Presentation and physician action
A 34-year-old woman came to an ob-gyn for prenatal care on May 25. This was the patient’s fifth pregnancy. An ultrasound was performed and the patient’s estimated delivery date was determined to be December 8. The patient reported that she was taking benazepril 10 mg for hypertension, prescribed by her primary care physician.
The patient’s next appointment was June 8. It appears from the record that her dosage of benazepril was increased to 20 mg on this visit. The patient was again seen on June 28 and July 13.
During a July 16 visit, the patient complained of a greenish vaginal discharge. The ob-gyn admitted the patient that day. Her assessment was a 32.5-week pregnancy with prolonged rupture of the membranes, meconium-stained fluid, and breech presentation. The ob-gyn performed a cesarean delivery, delivering a girl. The placenta was noted to be small and the umbilical cord was “very thin.”
The baby was diagnosed with renal failure with anuria, hyaline membrane disease, and pulmonary hypertension. She was transferred to a children’s hospital where it was determined that she could not regain renal function.
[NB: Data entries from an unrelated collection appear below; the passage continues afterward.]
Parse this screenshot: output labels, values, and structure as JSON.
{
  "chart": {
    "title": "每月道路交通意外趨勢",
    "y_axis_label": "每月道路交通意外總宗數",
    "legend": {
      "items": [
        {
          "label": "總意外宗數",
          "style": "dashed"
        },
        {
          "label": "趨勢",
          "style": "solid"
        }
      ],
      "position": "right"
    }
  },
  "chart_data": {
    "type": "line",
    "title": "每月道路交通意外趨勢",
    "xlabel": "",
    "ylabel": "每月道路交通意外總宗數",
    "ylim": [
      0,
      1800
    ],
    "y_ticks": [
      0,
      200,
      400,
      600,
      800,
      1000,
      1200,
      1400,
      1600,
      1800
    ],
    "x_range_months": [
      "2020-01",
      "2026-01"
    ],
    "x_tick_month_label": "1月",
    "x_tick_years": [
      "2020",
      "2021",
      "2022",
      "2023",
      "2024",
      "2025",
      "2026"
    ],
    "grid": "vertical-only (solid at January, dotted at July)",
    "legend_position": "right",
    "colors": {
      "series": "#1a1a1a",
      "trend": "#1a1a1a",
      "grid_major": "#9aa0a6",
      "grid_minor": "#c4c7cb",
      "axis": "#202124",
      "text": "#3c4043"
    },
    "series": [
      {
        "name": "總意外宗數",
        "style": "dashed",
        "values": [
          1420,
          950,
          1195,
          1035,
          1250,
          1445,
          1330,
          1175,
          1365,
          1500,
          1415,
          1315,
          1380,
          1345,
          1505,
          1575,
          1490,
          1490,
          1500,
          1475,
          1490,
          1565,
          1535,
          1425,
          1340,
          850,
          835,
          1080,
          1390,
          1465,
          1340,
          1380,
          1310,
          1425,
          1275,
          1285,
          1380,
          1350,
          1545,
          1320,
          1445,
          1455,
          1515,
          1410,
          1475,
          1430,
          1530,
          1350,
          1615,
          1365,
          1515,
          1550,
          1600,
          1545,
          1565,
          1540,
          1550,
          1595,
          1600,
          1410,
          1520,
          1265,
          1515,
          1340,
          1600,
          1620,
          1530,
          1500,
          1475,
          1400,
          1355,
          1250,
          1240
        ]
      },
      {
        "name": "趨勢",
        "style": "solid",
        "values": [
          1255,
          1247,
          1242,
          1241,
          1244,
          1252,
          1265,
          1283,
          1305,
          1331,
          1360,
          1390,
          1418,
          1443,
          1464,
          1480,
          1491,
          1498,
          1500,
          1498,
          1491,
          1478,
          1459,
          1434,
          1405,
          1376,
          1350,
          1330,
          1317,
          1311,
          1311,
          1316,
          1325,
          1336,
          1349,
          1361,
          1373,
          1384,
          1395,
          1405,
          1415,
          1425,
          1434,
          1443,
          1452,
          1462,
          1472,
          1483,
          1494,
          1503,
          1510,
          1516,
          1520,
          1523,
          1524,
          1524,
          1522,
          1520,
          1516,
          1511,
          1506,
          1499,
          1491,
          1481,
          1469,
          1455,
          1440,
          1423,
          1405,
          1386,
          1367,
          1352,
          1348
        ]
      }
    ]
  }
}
The baby was taken off life support and she died on July 28.
According to the autopsy report, the primary diagnosis was ACE inhibitor fetopathy with anuria, along with poorly controlled hypotension; hemodynamic changes of fluid overload; acute and terminal brain hypoxic ischemic changes; and findings associated with prematurity.
The pathologist wrote, “In conclusion, it should be noted that not all women treated with ACEI during pregnancy have untoward effects and it is likely that a combination of dosage, duration of treatment as well as genetic variations in different populations influenced the eventual fetal outcome.”
A lawsuit was filed against the ob-gyn. The plaintiffs alleged that benazepril is a dangerous drug for pregnant women and is known to be associated with significant morbidity and mortality to the fetus. This medication should have been discontinued and substituted for a safer ACE inhibitor.
An ob-gyn who reviewed this case for the defense was critical of the prescription and continuation of benazepril to the patient. The medication should have been discontinued immediately at the first prenatal visit. This ob-gyn referred to the failure to discontinue benazepril as a “serious error that allowed the fetus to be exposed to the dangerous medication for additional weeks prior to her birth.” Two other ob-gyns who were consulted on this case agreed. The defendant ob-gyn also agreed that she should have discontinued benazepril.
This case was settled on behalf of the ob-gyn.
Risk management considerations
Being an educated prescriber of medications is vital for physicians. When a patient comes to her first prenatal visit with a list of medications, it is good risk management practice to review the list for patient and fetal safety. Some medications may be safely discontinued; but, if the patient has a condition that requires close monitoring, then prescribing a safe substitute is optimal.
Many electronic medical records come with prescribing programs that feature black box warnings for medical conditions, drug/drug interactions, and drug/food interactions.
At each visit, the patient should be asked about the medications she is taking and if there have been any changes since the last visit. If the physician prescribes a new medication, document that the patient was told about the side effects and potential adverse interactions.
These closed claim studies are based on an actual malpractice claims from TMLT. These cases illustrates how action or inaction on the part of physicians led to allegations of professional liability, and how risk management techniques may have either prevented the outcome or increased the physician’s defensibility. These studies have been modified to protect the privacy of the physicians and patients.